Some of the Western Cape initiatives adopted to help young people get jobs include;
– The Jobseeker Travel Voucher Programme, which offers job seekers free bus rides to job interviews
– The City of Cape Town partnership with business process outsourcing (call centres) to create job opportunities for youth with no tertiary qualification
– The ‘YearBeyond’ programme which has offered quality work experience to 7 846 ‘Yeboneers’ since 2019 and which will be ramped up so that between 3 000 and 4 000 youth will benefit annually. At least 70% of these young people will go on to further their studies or go on to find gainful employment
– The MasakhiSizwe Bursary Programme, unique to the Western Cape, which has seen 865 young people supported to pursue their dreams of obtaining an opportunity to study in the infrastructure field at partner higher education institutions and;
– The First Work Experience PAY Programme, which aims to create opportunity for matriculants to gain workplace experience within the Western Cape Government (WCG). The internship allows for a year of mentoring, decision-making about a future career, on-the-job training and exposure to skills training and development to make an intern more employable.

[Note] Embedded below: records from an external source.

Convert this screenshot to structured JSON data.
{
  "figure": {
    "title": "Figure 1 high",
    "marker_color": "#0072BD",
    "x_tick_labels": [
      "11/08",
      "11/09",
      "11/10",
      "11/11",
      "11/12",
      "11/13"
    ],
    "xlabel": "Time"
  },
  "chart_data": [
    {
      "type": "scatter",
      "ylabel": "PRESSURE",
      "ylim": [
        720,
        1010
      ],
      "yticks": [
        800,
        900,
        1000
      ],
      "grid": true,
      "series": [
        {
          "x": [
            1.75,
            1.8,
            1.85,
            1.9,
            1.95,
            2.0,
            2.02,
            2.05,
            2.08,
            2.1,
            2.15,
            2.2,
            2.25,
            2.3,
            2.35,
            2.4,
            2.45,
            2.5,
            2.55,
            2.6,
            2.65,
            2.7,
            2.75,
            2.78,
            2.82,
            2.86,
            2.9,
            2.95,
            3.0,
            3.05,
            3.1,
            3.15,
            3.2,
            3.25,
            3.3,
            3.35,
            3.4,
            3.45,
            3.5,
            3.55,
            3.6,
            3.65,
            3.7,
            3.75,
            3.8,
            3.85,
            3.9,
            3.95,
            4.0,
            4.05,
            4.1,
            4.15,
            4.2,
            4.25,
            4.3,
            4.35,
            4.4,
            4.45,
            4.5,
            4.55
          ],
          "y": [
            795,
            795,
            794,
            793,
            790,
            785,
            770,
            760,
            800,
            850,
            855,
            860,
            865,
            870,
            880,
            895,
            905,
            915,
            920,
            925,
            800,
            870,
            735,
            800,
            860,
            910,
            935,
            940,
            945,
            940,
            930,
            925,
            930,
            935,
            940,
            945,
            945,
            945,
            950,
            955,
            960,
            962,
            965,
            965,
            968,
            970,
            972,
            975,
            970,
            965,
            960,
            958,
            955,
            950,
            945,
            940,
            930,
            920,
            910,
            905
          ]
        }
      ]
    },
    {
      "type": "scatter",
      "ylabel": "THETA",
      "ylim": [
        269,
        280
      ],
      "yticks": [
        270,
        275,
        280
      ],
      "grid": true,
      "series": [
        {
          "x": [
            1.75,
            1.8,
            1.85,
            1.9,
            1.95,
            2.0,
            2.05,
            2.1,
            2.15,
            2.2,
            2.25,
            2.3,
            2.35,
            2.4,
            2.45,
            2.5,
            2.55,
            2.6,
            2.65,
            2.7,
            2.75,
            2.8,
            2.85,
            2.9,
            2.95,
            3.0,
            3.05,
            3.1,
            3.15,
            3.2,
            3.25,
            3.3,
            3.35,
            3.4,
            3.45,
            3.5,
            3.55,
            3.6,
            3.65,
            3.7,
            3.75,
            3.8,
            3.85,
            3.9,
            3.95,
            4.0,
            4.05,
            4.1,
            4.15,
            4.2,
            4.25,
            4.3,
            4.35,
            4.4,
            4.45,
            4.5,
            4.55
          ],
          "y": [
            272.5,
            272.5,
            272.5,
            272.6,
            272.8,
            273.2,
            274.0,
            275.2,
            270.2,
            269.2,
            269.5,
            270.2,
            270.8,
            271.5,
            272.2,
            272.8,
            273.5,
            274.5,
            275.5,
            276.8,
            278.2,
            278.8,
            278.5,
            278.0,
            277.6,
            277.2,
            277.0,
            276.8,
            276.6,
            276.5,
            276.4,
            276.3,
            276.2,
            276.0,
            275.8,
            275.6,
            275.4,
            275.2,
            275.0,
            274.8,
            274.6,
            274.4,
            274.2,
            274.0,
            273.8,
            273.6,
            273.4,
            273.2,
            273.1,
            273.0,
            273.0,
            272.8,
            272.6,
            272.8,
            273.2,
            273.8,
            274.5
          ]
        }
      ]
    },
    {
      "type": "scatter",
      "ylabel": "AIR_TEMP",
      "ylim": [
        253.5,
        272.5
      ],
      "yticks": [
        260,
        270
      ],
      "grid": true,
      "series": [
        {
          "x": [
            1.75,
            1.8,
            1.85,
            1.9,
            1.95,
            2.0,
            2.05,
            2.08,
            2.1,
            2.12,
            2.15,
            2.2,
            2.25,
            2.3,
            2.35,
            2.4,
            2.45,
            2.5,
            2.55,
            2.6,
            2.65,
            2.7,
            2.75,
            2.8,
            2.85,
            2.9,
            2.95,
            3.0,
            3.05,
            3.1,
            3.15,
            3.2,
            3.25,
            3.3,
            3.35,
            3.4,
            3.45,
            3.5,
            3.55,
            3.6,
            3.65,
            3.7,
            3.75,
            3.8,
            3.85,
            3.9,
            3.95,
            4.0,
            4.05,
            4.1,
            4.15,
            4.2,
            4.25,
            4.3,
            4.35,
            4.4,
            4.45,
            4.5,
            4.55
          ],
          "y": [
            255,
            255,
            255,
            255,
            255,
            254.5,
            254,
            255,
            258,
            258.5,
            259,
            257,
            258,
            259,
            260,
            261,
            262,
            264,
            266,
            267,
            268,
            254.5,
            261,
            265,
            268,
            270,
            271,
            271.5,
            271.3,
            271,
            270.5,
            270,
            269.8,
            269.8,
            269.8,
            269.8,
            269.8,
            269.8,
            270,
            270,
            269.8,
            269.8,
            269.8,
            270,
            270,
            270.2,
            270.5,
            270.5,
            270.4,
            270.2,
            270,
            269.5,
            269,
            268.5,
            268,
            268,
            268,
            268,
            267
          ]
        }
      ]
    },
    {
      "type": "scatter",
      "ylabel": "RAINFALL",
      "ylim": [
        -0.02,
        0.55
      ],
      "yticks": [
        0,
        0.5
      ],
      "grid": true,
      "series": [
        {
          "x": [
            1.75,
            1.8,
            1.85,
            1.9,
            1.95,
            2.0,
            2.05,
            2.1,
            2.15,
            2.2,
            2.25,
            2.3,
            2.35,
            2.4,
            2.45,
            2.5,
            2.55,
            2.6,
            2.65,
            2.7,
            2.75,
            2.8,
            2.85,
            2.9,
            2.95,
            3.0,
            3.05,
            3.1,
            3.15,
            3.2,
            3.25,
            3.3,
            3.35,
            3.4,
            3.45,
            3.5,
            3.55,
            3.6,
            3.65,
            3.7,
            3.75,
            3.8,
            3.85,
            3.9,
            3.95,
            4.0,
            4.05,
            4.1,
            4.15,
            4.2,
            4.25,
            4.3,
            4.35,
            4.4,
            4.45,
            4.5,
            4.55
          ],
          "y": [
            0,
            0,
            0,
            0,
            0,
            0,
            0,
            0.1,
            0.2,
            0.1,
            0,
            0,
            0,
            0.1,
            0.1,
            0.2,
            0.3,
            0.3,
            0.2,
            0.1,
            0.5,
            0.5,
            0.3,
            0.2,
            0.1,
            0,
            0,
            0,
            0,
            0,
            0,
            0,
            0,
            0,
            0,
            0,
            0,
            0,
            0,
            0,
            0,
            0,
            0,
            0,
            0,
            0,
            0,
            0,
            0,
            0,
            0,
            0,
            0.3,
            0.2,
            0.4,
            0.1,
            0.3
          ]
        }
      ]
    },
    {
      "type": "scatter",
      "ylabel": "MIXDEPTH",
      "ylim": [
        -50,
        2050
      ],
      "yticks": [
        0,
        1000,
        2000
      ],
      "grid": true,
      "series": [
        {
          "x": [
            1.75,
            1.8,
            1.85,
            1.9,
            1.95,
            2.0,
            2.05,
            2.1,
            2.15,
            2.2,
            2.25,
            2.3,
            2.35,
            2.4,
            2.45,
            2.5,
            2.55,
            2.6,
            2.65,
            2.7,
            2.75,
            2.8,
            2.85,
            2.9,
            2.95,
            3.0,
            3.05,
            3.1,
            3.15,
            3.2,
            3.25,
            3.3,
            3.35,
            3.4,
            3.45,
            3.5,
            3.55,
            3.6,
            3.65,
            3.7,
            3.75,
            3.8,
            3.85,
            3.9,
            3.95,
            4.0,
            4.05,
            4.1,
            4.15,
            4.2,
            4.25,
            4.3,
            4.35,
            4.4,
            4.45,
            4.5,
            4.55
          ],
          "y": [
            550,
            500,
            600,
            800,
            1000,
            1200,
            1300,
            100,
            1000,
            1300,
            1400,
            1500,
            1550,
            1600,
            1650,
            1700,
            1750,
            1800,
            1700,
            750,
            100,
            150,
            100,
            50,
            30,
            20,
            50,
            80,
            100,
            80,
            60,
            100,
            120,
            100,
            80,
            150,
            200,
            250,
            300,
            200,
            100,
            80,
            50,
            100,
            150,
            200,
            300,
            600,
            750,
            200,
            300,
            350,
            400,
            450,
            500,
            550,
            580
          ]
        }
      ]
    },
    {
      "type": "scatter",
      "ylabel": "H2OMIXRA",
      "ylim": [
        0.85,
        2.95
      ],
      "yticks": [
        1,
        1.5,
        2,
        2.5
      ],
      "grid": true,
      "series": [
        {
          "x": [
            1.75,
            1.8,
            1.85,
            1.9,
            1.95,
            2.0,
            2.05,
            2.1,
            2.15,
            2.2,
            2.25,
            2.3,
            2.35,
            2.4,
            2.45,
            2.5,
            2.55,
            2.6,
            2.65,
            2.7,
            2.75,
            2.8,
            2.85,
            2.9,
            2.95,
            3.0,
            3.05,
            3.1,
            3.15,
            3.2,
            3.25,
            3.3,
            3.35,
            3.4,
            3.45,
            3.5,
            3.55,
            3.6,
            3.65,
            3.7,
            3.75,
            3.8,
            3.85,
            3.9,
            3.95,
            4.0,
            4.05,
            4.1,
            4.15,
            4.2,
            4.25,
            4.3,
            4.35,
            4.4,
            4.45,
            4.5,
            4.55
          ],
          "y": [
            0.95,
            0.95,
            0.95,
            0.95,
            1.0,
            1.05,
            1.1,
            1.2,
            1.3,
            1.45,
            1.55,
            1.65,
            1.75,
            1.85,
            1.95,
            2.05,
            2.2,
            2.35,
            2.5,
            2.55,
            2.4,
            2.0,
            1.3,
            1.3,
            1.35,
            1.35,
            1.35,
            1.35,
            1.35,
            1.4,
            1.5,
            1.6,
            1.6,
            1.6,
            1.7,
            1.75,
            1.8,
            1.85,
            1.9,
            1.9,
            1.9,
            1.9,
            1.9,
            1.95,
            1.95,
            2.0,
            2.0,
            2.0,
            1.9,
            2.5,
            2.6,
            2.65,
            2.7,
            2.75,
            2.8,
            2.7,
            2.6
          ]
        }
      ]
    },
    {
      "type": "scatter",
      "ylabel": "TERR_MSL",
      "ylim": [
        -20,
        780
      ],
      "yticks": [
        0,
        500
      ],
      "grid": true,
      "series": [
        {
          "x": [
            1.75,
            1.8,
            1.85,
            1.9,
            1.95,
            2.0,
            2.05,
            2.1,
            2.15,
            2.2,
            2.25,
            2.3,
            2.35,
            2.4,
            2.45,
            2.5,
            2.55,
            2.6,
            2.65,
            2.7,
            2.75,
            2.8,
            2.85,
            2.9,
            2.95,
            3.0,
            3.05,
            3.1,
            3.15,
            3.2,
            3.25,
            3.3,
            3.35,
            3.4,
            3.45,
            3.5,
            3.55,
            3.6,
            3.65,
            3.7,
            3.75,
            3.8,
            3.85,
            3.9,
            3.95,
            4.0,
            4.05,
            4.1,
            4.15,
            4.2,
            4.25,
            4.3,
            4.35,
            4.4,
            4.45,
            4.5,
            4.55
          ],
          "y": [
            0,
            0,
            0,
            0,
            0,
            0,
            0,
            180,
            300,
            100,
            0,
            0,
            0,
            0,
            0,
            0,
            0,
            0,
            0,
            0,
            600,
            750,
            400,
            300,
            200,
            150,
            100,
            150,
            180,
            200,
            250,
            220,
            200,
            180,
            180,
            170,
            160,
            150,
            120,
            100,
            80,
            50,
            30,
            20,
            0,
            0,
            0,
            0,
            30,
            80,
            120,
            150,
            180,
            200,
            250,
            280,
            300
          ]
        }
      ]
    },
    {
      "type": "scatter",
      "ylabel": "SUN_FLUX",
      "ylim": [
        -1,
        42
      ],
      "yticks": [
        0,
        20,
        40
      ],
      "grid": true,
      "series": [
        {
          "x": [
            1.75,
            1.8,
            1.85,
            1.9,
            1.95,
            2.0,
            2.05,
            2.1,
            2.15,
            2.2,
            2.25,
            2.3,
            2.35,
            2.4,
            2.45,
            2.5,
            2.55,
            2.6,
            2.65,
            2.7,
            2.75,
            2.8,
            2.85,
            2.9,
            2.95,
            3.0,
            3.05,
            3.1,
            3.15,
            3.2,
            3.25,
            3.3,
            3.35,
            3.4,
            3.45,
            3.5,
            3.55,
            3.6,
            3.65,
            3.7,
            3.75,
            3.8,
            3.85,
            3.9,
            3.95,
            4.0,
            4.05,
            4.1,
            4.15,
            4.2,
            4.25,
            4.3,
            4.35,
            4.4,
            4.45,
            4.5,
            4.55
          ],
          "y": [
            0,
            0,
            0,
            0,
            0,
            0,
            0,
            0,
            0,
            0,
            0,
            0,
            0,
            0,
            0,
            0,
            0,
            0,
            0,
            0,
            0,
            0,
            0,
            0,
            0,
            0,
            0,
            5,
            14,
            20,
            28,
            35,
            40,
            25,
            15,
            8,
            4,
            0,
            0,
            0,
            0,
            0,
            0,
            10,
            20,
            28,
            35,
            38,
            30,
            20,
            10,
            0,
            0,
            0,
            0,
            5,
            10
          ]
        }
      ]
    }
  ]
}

Here in KZN, tomorrow morning Steven will still rise at 6am and walk five kilometres to the centre of Chatsworth. It is within the power of KZN’s Government of Provincial Unity (GPU) to decide whether Steven and many like him are walking towards a job and hope – or whether they will once again turn back in disappointment, tired and hungry.
If the GPU – of which the DA is a proud partner – acts with urgency and aligns the state, private sector and skills pipelines, Steven’s walk could symbolise a generation’s first steps out of despair into dignity. This is our call to action, and we must answer.